La precisazione con la quale la Regione affronta il tema della mappatura sistematica dei nei, non più prevista come prestazione a carico del Servizio sanitario nazionale, non sposta il problema del buco di prevenzione che è venuto a crearsi.
Dire infatti che ‘non cambia nulla per i pazienti’, che possono comunque, in casi sospetti, rivolgersi al medico di famiglia, il quale potrà formulare la richiesta di visita se lo riterrà necessario, appare come il tentativo di ridimensionare la portata di quanto sta accadendo.
Ricordiamo che in Veneto, secondo i dati del registro tumori regionale, i melanomi rappresentano il quinto tipo di malattia oncologica più frequentemente diagnosticata e che il loro numero è in crescita.

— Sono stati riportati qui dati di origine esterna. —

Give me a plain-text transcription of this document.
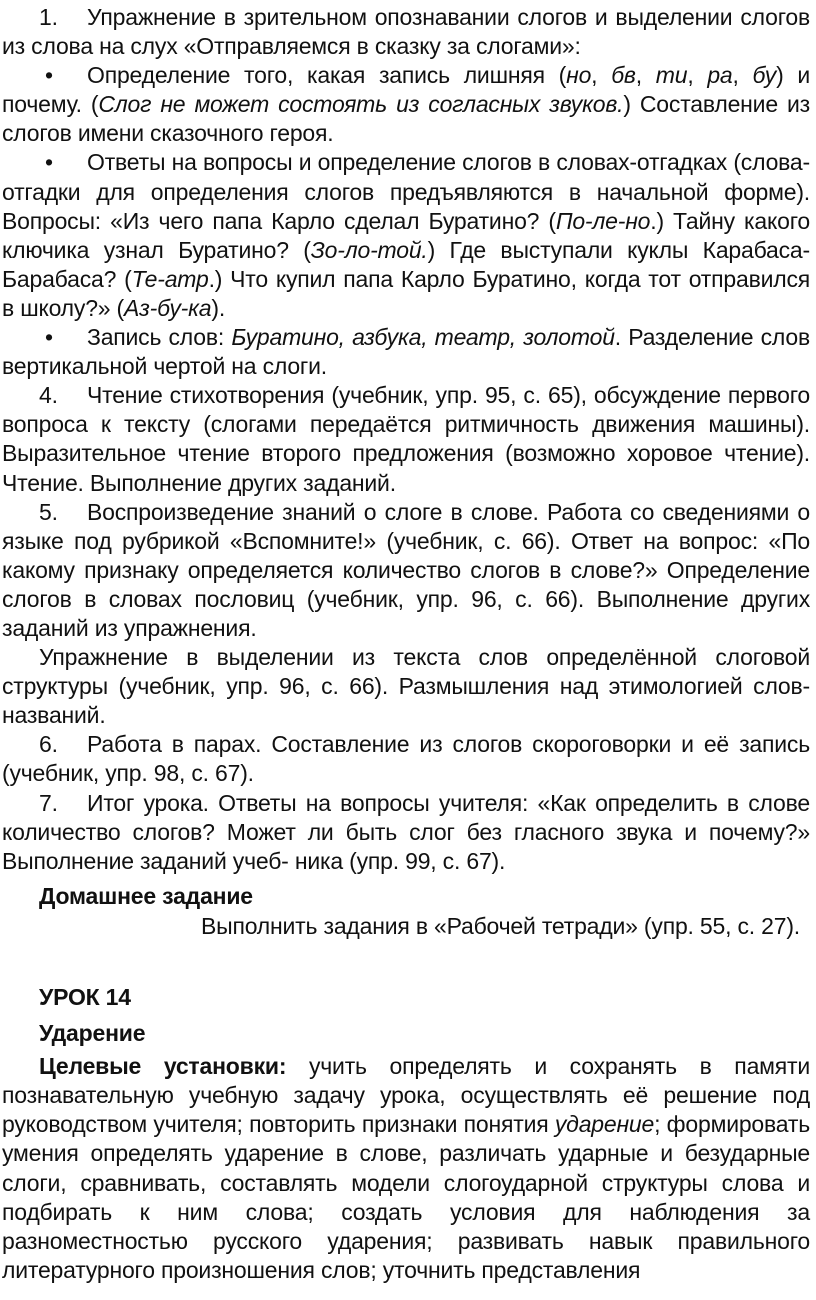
1. Упражнение в зрительном опознавании слогов и выделении слогов из слова на слух «Отправляемся в сказку за слогами»:

• Определение того, какая запись лишняя (но, бв, ти, ра, бу) и почему. (Слог не может состоять из согласных звуков.) Составление из слогов имени сказочного героя.

• Ответы на вопросы и определение слогов в словах-отгадках (слова-отгадки для определения слогов предъявляются в начальной форме). Вопросы: «Из чего папа Карло сделал Буратино? (По-ле-но.) Тайну какого ключика узнал Буратино? (Зо-ло-той.) Где выступали куклы Карабаса-Барабаса? (Те-атр.) Что купил папа Карло Буратино, когда тот отправился в школу?» (Аз-бу-ка).

• Запись слов: Буратино, азбука, театр, золотой. Разделение слов вертикальной чертой на слоги.

4. Чтение стихотворения (учебник, упр. 95, с. 65), обсуждение первого вопроса к тексту (слогами передаётся ритмичность движения машины). Выразительное чтение второго предложения (возможно хоровое чтение). Чтение. Выполнение других заданий.

5. Воспроизведение знаний о слоге в слове. Работа со сведениями о языке под рубрикой «Вспомните!» (учебник, с. 66). Ответ на вопрос: «По какому признаку определяется количество слогов в слове?» Определение слогов в словах пословиц (учебник, упр. 96, с. 66). Выполнение других заданий из упражнения.

Упражнение в выделении из текста слов определённой слоговой структуры (учебник, упр. 96, с. 66). Размышления над этимологией слов-названий.

6. Работа в парах. Составление из слогов скороговорки и её запись (учебник, упр. 98, с. 67).

7. Итог урока. Ответы на вопросы учителя: «Как определить в слове количество слогов? Может ли быть слог без гласного звука и почему?» Выполнение заданий учеб- ника (упр. 99, с. 67).

Домашнее задание

Выполнить задания в «Рабочей тетради» (упр. 55, с. 27).

УРОК 14

Ударение

Целевые установки: учить определять и сохранять в памяти познавательную учебную задачу урока, осуществлять её решение под руководством учителя; повторить признаки понятия ударение; формировать умения определять ударение в слове, различать ударные и безударные слоги, сравнивать, составлять модели слогоударной структуры слова и подбирать к ним слова; создать условия для наблюдения за разноместностью русского ударения; развивать навык правильного литературного произношения слов; уточнить представления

Lo stesso IOV consiglia, quale strumento indispensabile per la prevenzione, la visita dermatologica annuale per i soggetti con fattori considerati a rischio: cute e occhi chiari, familiarità, numero elevato di nei. In questi casi la mappatura è fondamentale e non può essere cancellata con un tratto di penna.
E se è vero che la decisione è di livello nazionale, è altrettanto innegabile che la Regione avrebbe potuto inserire lo screening come extra Lea per i casi più a rischio.
In più, con questa impostazione, si scarica nuovamente sui medici di medicina generale pure il controllo preventivo e l’eventuale valutazione dell’ipotetica pericolosità o meno di un neo per fare poi l’eventuale prescrizione per la visita dermatologica specialistica.
Insomma si tratta di una precisazione che non può sollevare la Regione da ogni responsabilità.